Born in Managua in 1945, Aranda showed an early aptitude for art. Between 1957 and 1963, he attended Managua’s School of Fine Arts, where he was mentored by Rodrigo Peñalba, widely considered the father of plastic arts in Nicaragua. Aranda absorbed his mentor’s modernist sensibilities while honing his own distinctive style of still-life painting.

After graduating, Aranda founded the Praxis Gallery Group along with fellow artists Alejandro Aróstequi, César Izquierdo, Genaro Lugo, Leoncio Sáenz, Orlando Sobalvarro, Luis Urbina, and Leonel Vanegas. The artists were bound together by a resistance to the abstractionist and social realist strains dominating Latin American art at the time.  

In 1965, Aranda moved to Washington, D.C., receiving a Ford Scholarship to study at the Corcoran School of Art. Despite leaving Nicaragua, his art continued to confront the brutality of the Somoza regime, the family dictatorship that ruled Nicaragua from 1936 to 1979. During this time, The Washington Post praised his “delicate abstraction” and described a 1992 retrospective of his work at the Fondo del Sol Multicultural Museum as “genius… a powerful show of brooding, semi-abstract images that speak to the human trauma and terror of a nation consumed by revolution for several decades.” 

In the 1980s and 1990s, Aranda continued to incorporate the Indigenous Mesoamerican symbols that had surfaced his earlier work—particularly those of the Maya, his own heritage. He was especially drawn to Quetzalcoatl as a symbol of rebirth and spiritual syncretism, completing three series of paintings on the feathered serpent god between the 1970s and 1990s.

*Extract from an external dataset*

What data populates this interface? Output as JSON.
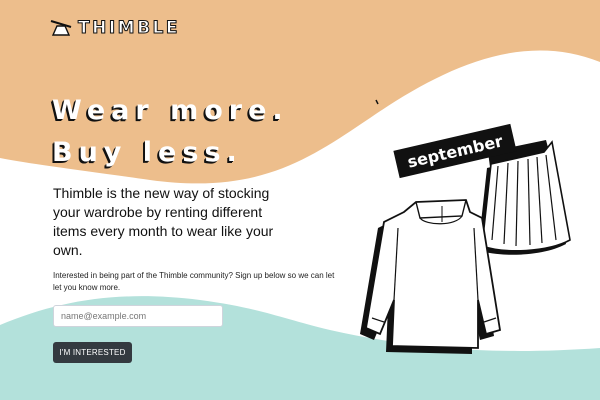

In 1999, Aranda left Washington, D.C., for Southern California. “I was ready for a new direction,” he told ARTnews. In recent decades, his work has moved away from political engagement and towards lush, soft-focus landscapes inspired by his time in California, Arizona, and Florida. Aranda’s work remains in the permanent collections of D.C.-area museums like the National Gallery of Art, the National Museum of American Art, and the Art Museum of the Americas.  

He is now based in Sedona, Arizona, where he lives with his wife, an immigration lawyer serving asylum seekers and families separated at the U.S.-Mexico border and sells his work at dinoarandaartist.com.